Yaz tatillerinde çalışmak zorunda olduğumu anlamıştım, çünkü ben bir işçi babanın çocuğuydum. Araba tamircisinde çıraklık yaptım, kendi yaptığımız ayakkabı sandığıyla ayakkabı boyadım. Ben de zengin çocukları gibi yaz tatillerinde bir yerlere gitmek isterdim, ama bu olanağım hiç olmadı. Lise yıllarına geldiğimde istediğimiz okula gidemedik, meslek lisesine gittim. Orada her şey değişti, genelde işçi çocukları geliyordu. Bu okuldaki eğitimin amacı patronlara kalifiye eleman yetiştirmekti. Yaz tatillerinde staj adı altında bizleri çalıştırıyorlardı, hem de asgari ücretin üçte biri oranında bir ücretle çalıştırıyorlardı.
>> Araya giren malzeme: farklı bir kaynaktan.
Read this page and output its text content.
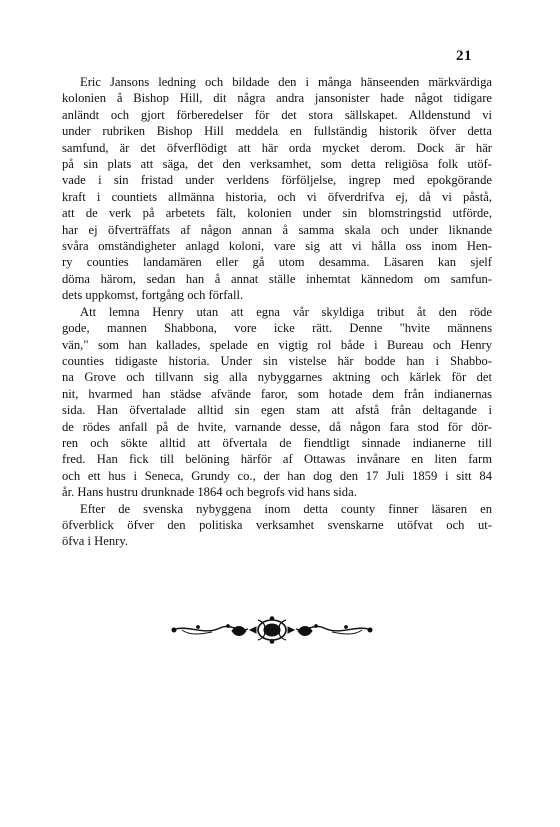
21
Eric Jansons ledning och bildade den i många hänseenden märkvärdiga
kolonien å Bishop Hill, dit några andra jansonister hade något tidigare
anländt och gjort förberedelser för det stora sällskapet. Alldenstund vi
under rubriken Bishop Hill meddela en fullständig historik öfver detta
samfund, är det öfverflödigt att här orda mycket derom. Dock är här
på sin plats att säga, det den verksamhet, som detta religiösa folk utöf-
vade i sin fristad under verldens förföljelse, ingrep med epokgörande
kraft i countiets allmänna historia, och vi öfverdrifva ej, då vi påstå,
att de verk på arbetets fält, kolonien under sin blomstringstid utförde,
har ej öfverträffats af någon annan å samma skala och under liknande
svåra omständigheter anlagd koloni, vare sig att vi hålla oss inom Hen-
ry counties landamären eller gå utom desamma. Läsaren kan sjelf
döma härom, sedan han å annat ställe inhemtat kännedom om samfun-
dets uppkomst, fortgång och förfall.
Att lemna Henry utan att egna vår skyldiga tribut åt den röde
gode, mannen Shabbona, vore icke rätt. Denne "hvite männens
vän," som han kallades, spelade en vigtig rol både i Bureau och Henry
counties tidigaste historia. Under sin vistelse här bodde han i Shabbo-
na Grove och tillvann sig alla nybyggarnes aktning och kärlek för det
nit, hvarmed han städse afvände faror, som hotade dem från indianernas
sida. Han öfvertalade alltid sin egen stam att afstå från deltagande i
de rödes anfall på de hvite, varnande desse, då någon fara stod för dör-
ren och sökte alltid att öfvertala de fiendtligt sinnade indianerne till
fred. Han fick till belöning härför af Ottawas invånare en liten farm
och ett hus i Seneca, Grundy co., der han dog den 17 Juli 1859 i sitt 84
år. Hans hustru drunknade 1864 och begrofs vid hans sida.
Efter de svenska nybyggena inom detta county finner läsaren en
öfverblick öfver den politiska verksamhet svenskarne utöfvat och ut-
öfva i Henry.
Lise yıllarımda da çalıştım durmadan, bitmek tükenmeyen işlerde. Ezilmeye çocuk yaşlarda başladık. Adaletsizlik devam ediyordu, üniversite sınavı vardı önümüzde, bunlar için dershaneler vardı. Hepimiz eşit eğitim görmüşüz gibi bir de aynı kulvardaki sınava giriyorduk. Patronlar bizleri kendi fabrikalarında çalıştırırken, kendi çocukları dershanelere gidiyordu. Ben de ailemden ayrılıp 2 yıllık üniversite için İstanbul’a geldim. İşin rengi biraz daha değişti, büyük şehir çok farklıydı, ilk önce barınma sorunumuz başladı. Ben de o “lüks” devlet yurtlarında kalmaya başladım. Allah devletimizi eksik etmesin başımızdan, 1 kişinin zor zahmet yaşayacağı yere 6 kişiyi sıkıştırıyorlardı. Ev tutacak parayı bırak yemek yiyecek paramız yoktu. Baktım olmayacak yine iş bulup çalışmaya başladım. Sigortasız çalıştırıyorlardı, adına da part-time deniliyordu. Okul-iş öyle yorucuydu ki, kelimeler yetmez bedenimize yükledikleri acıları anlatmaya. Sizlerle şu anda bir işçi çocuğunun farklı bir şehre üniversiteye gittiğinde ne kadar aylık masrafı olduğunu hesaplayalım:
Barınma: 200 TL (devlet yurdunda)
Yol: 60 TL ( İETT aylık öğrenci akbili)
Yeme-içme: 300 TL (günlük 10 TL, 3 öğün yemeği nerede toplam bu fiyata yiyebileceğinizi de siz düşünün)
Yani asgari ücretle çalışan birinin çocuğuna 560 TL göndermesi gerekiyor. Geri kalanla da ev kirası vs. ödeyecek, yiyecek, giyinecek. Zor zahmet yine de okulu bitirdik. Okul bitince iş aramak zorundaydık. Patronlar öyle işçi istiyorlar ki, aramadıkları özellik yok. Sonra ücrete sıra geldiğinde “size asgari ücret veririz, sizin deneyiminiz yok” diyorlar. Ne kadar deneyim istiyorsunuz dediğim zaman en az 5 yıl diyorlar. Sistem mükemmel işliyor, onca yıl emek harcayıp okuyorsun, dönüyorsun tekrar asgari ücrete.
Bu düzende sorunlar bitmiyor. Yazmakla kalemler tükenir. Ömürler biter bu sistem devam ettikçe, sömürülenler boyun eğdikçe.